Жизнь этого человека была бурной и богатой событиями. Уроженец Ярославля, «миллионщик» Н. Игумнов владел крупной текстильной мануфактурой в родном городе и золотыми приисками в Сибири. На заре 1890-х гг. он решил переехать в Москву. И не просто переехать, а громко заявить о себе urbi et orbi , построив самый роскошный и необычный дом в древней столице. Автором проекта стал молодой, талантливый архитектор Николай Поздеев. Судьба отмерила зодчему всего 37 лет, особняк Игумнова - его последнее и, пожалуй, лучшее творение.
Дом построен в псевдорусском стиле, очень модном на рубеже XIX – ХХ вв. Гармонично и красиво смотрятся на фасаде многочисленные декоративные башенки, шатры, арки и колонны. Денег на свой «терем» Игумнов не жалел: кирпич заказал в Голландии, украшающие фасад изразцы - на знаменитом фарфоровом заводе Матвея Кузнецова. Поражало неслыханной роскошью и внутреннее убранство: мебель эпохи «короля-солнца» Людовика XIV, великолепные французские гобелены XVII столетия. Знал бы купец, что, спустя десятилетия, в его доме разместится резиденция посла Франции.
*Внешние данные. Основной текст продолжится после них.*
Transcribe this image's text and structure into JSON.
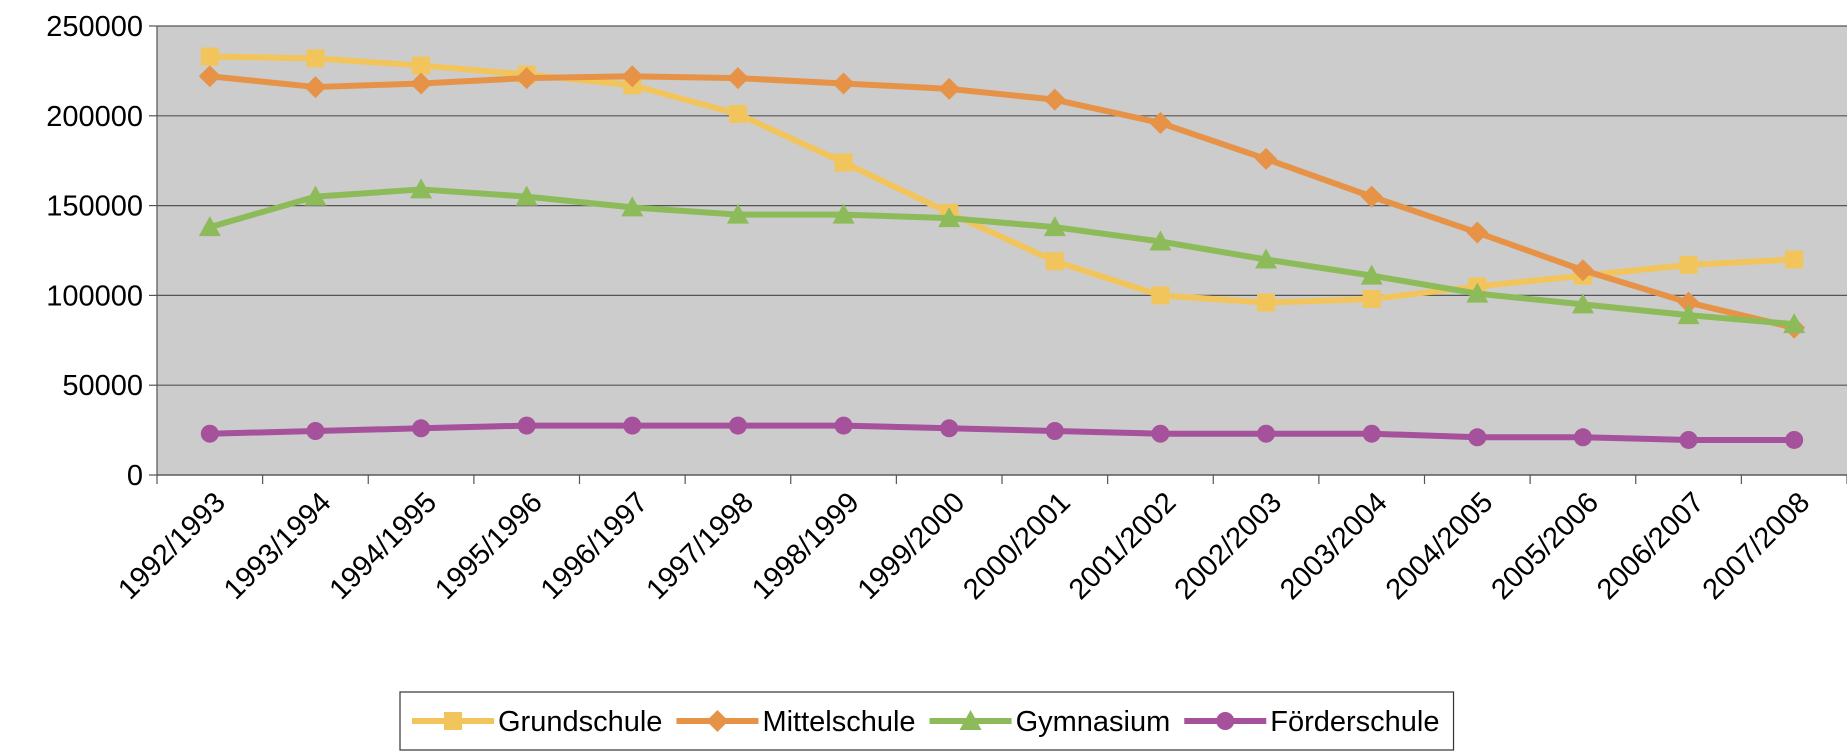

Строительство завершилось в 1895 г., Игумнов шумно и торжественно справил новоселье. О его доме заговорила вся Москва, но вовсе не так, как ожидал самолюбивый ярославец. «Псевдорусский» стиль ещё только начинал своё победное шествие по императорской России, поэтому непривычной к нему консервативной московской публике не понравились «пестрота» и «вычурность» особняка. Игумнова называли эксцентричным чудаком, досталось и Поздееву, которого нещадно критиковали коллеги-архитекторы. Поговаривали, что зодчий не вынес насмешек и покончил жизнь самоубийством, однако, на самом деле Поздеева сгубила тяжёлая болезнь. Признание пришло к мастеру, как и ко многим выдающимся людям, лишь после смерти.
А что же Игумнов? Ему так и не удалось «покорить Москву»: высшее общество не приняло провинциального «выскочку», а среди местных конкурентов-купцов он нажил немало врагов. По городу поползли тёмные слухи. Рассказывали, будто Игумнов поселил в доме молодую любовницу. Однажды он застал её с другим, пришёл в ярость, спустил соперника с лестницы, а несчастную девушку заживо замуровал в стене особняка. С тех пор, шептались суеверные москвичи, её неупокоенный дух бродит ночами по дому. А скептики посмеивались: мол, «бесплотная тень» прихватила щедрые подарки Игумнова да сбежала от него вместе с любовником.
В 1901 г. купец решил устроить в особняке грандиозный бал. Желая поразить гостей, он усыпал пол танцевального зала золотыми рублями. Страсть к эффектным жестам вновь сыграла с Игумновым злую шутку: ведь на монетах, по которым ступали танцующие пары, был изображён профиль самого императора. «Доброжелатели» поспешили доложить Николаю II: гости Игумнова попирали ногами августейший лик. Уязвлённый государь приказал выслать эксцентричного миллионера из Москвы, Игумнов навсегда покинул свой особняк и уехал на Кавказ.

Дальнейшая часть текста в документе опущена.